La teoría de Montesquieu en cuanto a la división de los poderes, dentro de la democracia, prevalece en la cultura occidental, con algunos matices, desde luego, según las regiones y países.

La necesidad de un Ejecutivo que gobierne, un Legislativo que apruebe las leyes, una Corte que administre justicia, un Tribunal que organice y vigile las elecciones, y una Contraloría que audite las cuentas de los ingresos y egresos del Estado, nadie discute.

Lamentablemente, los ecuatorianos y ecuatorianas no hemos sido capaces de utilizar estas valiosas instituciones del sistema democrático para alcanzar las metas del bien común. Al contrario, la pugna de poderes o la intromisión de un poder en otro, expresamente prohibidas por la Constitución, han desacreditado a esas instituciones y a los líderes, quienes, con falta de rubor, no han cejado de burlar no solo la voluntad popular sino las leyes que juraron respetar y hacer respetar.

Por eso, la política y los políticos se han devaluado tanto, que no poca gente piensa si sería mejor desenvolvernos con un Consejo de Estado de pocos miembros, elegido por votación popular, en lugar de un Congreso mediocre, absolutamente improductivo y ligado a intereses particulares o de grupos.

Asimismo, con una Corte elegida por los ciudadanos, sin que medie ningún partido o grupo de presión; una Contraloría Social, también de origen ciudadano, que exija la rendición de cuentas a quienes manejan fondos del Estado; y un Ejecutivo desconcentrado, con un Primer Ministro, autonomías regionales sustentadas en los gobiernos locales y provinciales, y áreas estrategias centralizadas: Relaciones Exteriores, Fuerzas Armadas, Policía Nacional, Recursos Naturales y Política Macroeconómica.

Pero no. Hemos creado un Estado que se asemeja al célebre Leviatán del que habla el Apocalipsis, es decir, un monstruo de mil cabezas, gigante, centralizado, obeso, amorfo y corrupto, conocido también como ogro filantrópico al que muchos teóricamente quieren defender y representar; sin embargo, en la práctica, curiosamente, el Estado es el eterno perdedor, y la ciudadanía –que somos todos– no conoce a ciencia cierta qué se hizo con el dinero del petróleo y adónde fueron a parar los recursos de la deuda externa.

Es muy probable que el célebre Montesquieu jamás se imaginara este monstruo.
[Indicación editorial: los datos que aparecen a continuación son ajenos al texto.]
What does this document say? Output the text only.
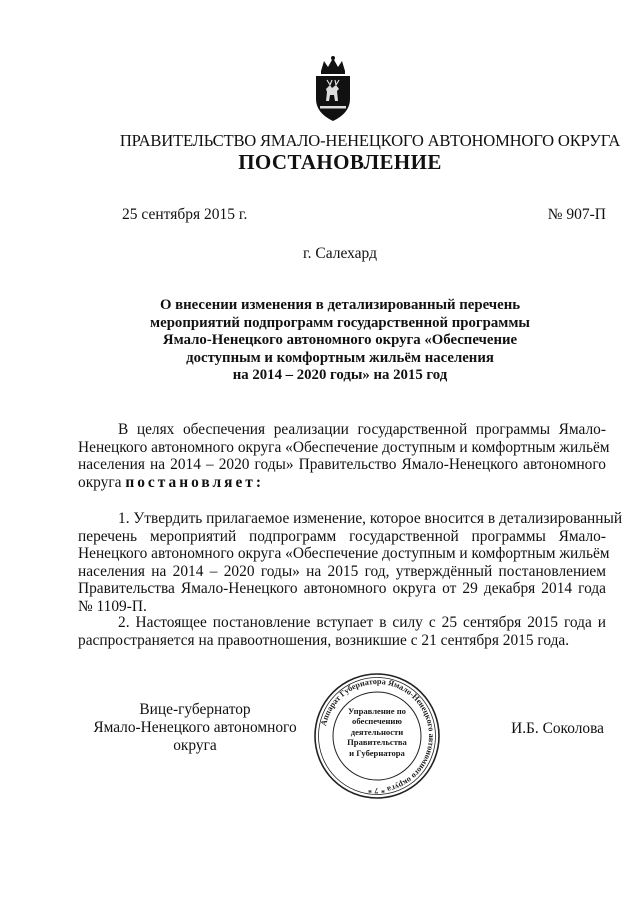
ПРАВИТЕЛЬСТВО ЯМАЛО-НЕНЕЦКОГО АВТОНОМНОГО ОКРУГА
ПОСТАНОВЛЕНИЕ
25 сентября 2015 г.	№ 907-П
г. Салехард
О внесении изменения в детализированный перечень
мероприятий подпрограмм государственной программы
Ямало-Ненецкого автономного округа «Обеспечение
доступным и комфортным жильём населения
на 2014 – 2020 годы» на 2015 год
В целях обеспечения реализации государственной программы Ямало-
Ненецкого автономного округа «Обеспечение доступным и комфортным жильём
населения на 2014 – 2020 годы» Правительство Ямало-Ненецкого автономного
округа постановляет:
1. Утвердить прилагаемое изменение, которое вносится в детализированный
перечень мероприятий подпрограмм государственной программы Ямало-
Ненецкого автономного округа «Обеспечение доступным и комфортным жильём
населения на 2014 – 2020 годы» на 2015 год, утверждённый постановлением
Правительства Ямало-Ненецкого автономного округа от 29 декабря 2014 года
№ 1109-П.
2. Настоящее постановление вступает в силу с 25 сентября 2015 года и
распространяется на правоотношения, возникшие с 21 сентября 2015 года.
Вице-губернатор
Ямало-Ненецкого автономного округа
И.Б. Соколова
Аппарат Губернатора Ямало-Ненецкого автономного округа * 7 *
Управление по
обеспечению
деятельности
Правительства
и Губернатора
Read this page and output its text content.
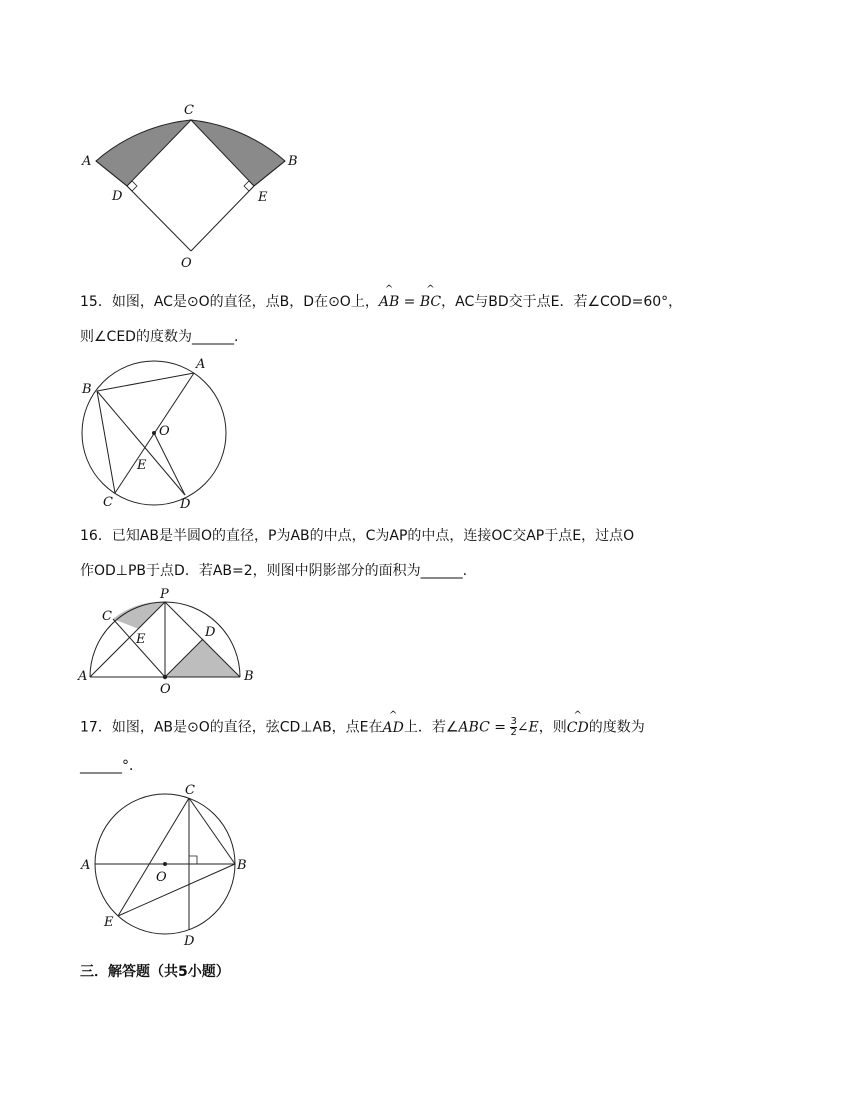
C
A	B
D	E
O
15．如图，AC是⊙O的直径，点B，D在⊙O上，
^
AB =
^
BC，AC与BD交于点E．若∠COD=60°，
则∠CED的度数为______.
A
B
O
E
C	D
16．已知AB是半圆O的直径，P为AB的中点，C为AP的中点，连接OC交AP于点E，过点O
作OD⊥PB于点D．若AB=2，则图中阴影部分的面积为______.
P
C
E	D
A	B
O
17．如图，AB是⊙O的直径，弦CD⊥AB，点E在
^
AD上．若∠ABC = $\frac{3}{2}$ ∠E，则
^
CD的度数为
______°．
C
A	B
O
E
D
三．解答题（共5小题）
Ahora que el Ecuador comienza un nuevo año, sería interesante identificar los grandes temas que reclama el Ecuador: la reducción de la pobreza y pobreza extremas; el combate sin tregua a la corrupción y a la impunidad; la reforma educativa integral; la elección de cortes por parte de la ciudadanía; la creación de un sistema de rendición de cuentas; la reforma al sistema de pensiones; el fomento de la producción y la productividad; el desarrollo de la microempresa, la mediana industria y la agroindustria de cara a la exportación; el fomento del turismo; reglas de juego claras para las aduanas, el Servicio de Rentas Interno, la seguridad humana y un manejo eficiente y transparente de los fondos públicos.

Porque el denominado “país de Manuelito” está definitivamente agotado. Los desafíos del futuro pueden afrontarse con una estabilidad política, económica y social asentada sobre el Estado de derecho, un proyecto de país articulado a objetivos nacionales y un liderazgo ético probado en los hechos y no en los discursos.